Has this port been tested for behavior that's non-standard in LineageOS? Random ports distributed in channels such as Telegram do not instill much confidence that it's legit and not riddled with spyware/malwnare.

I don't have a solution for you but I'd think twice about installing any OS that isn't distributed (or at least validated by) via official channels.

[–] PragmaticIdealist@lemmy.zip 1 points 5 days ago

Yeah I've thinking about that as well for like since I found this.

Me wanting to try out custom ROMs (because I haven't done this ever) is probably what's fueling my decision to go with it, even though it might be unsafe.

[–] utopiah@lemmy.ml 4 points 5 days ago

to debloat and to degoogle, and additionally to increase overall privacy but apparently from what I’ve heard here that it’s not private enough or even at all?

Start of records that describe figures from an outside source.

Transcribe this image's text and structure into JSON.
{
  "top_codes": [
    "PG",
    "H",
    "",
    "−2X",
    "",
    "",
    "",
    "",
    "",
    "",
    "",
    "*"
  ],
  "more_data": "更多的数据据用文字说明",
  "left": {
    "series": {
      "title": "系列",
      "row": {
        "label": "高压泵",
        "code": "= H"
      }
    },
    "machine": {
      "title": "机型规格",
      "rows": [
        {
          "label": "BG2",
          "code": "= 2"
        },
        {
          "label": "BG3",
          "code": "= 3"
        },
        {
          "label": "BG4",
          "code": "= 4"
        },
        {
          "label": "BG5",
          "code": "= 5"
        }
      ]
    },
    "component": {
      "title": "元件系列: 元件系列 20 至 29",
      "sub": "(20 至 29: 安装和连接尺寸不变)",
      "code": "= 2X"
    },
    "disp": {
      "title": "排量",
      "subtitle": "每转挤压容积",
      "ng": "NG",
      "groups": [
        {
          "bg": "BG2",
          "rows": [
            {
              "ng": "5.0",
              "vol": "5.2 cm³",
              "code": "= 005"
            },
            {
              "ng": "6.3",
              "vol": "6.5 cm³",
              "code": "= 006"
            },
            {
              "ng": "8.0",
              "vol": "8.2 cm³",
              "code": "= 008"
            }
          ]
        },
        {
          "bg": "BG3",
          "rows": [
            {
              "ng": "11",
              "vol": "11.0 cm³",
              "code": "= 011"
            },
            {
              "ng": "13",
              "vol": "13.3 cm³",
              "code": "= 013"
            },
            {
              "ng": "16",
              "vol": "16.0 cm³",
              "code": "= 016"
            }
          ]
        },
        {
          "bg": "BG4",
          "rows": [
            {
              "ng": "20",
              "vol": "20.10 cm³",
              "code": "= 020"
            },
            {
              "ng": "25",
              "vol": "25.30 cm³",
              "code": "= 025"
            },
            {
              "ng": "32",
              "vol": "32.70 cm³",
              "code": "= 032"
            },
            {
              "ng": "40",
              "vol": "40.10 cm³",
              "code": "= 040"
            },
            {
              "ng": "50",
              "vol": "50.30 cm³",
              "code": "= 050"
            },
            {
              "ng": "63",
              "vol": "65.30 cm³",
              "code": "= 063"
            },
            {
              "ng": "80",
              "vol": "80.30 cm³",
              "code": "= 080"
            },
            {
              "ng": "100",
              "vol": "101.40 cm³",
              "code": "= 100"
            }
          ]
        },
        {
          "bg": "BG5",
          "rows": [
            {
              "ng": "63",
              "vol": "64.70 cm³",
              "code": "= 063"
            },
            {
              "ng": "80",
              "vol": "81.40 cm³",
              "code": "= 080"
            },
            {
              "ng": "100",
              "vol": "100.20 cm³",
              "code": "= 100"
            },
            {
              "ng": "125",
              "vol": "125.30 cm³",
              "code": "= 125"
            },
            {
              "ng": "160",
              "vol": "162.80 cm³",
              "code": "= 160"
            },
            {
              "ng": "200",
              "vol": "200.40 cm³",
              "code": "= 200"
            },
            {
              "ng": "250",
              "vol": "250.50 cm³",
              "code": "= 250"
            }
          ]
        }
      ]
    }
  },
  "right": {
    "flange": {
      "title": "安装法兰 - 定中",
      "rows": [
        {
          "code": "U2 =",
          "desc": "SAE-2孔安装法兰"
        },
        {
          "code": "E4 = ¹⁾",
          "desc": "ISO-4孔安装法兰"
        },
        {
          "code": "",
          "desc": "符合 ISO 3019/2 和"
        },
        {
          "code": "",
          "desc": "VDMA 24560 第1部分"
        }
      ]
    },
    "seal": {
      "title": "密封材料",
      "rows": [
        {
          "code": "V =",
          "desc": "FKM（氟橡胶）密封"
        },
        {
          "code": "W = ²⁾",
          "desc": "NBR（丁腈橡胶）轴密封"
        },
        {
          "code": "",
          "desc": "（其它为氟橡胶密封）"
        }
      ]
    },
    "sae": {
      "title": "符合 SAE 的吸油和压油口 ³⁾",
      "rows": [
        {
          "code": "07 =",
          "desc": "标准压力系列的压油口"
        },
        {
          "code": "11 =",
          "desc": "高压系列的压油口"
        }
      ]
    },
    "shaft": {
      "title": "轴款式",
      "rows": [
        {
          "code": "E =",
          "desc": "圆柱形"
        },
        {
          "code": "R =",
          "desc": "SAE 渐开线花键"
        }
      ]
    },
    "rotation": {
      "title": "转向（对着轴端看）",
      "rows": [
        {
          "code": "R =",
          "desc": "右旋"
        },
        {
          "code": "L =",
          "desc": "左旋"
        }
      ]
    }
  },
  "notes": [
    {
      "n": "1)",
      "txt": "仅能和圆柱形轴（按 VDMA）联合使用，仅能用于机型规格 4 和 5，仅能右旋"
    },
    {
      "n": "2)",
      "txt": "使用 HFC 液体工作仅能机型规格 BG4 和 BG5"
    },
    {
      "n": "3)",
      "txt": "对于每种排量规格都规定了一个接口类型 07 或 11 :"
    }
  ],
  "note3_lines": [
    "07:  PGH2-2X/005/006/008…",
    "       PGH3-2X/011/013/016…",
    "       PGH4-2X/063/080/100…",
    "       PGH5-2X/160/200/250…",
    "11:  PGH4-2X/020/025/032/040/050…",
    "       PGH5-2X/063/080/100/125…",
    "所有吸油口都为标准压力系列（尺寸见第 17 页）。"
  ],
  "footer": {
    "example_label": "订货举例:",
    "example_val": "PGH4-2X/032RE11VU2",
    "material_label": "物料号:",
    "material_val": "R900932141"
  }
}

So... there is what is theoretically possible, what's pragmatically feasible with your current skillset, what you believe you need and what you actually need.

If you rely on what is theoretically possible and what you believe you need you usually end up with burn out. If you focus on what's pragmatically feasible with your current skillset and what you actually need instead you WILL disappoint strangers on the Internet but you might remain sane and surely will learn something in the process, thus both improve your skillset AND have a better understanding of what you actually need.

[–] frongt@lemmy.zip 1 points 6 days ago

Define "private enough". If you trust that author, and that no one is going to alter the device through the unlocked bootloader, then all you have to do is not install apps or services that you consider privacy-violating.

[–] autonomoususer@lemmy.world 1 points 6 days ago

The stock ROM fails to include a libre software license text file. We do not control it, dangerous. LineageOS helps reduce harm but the best option is to get a new phone.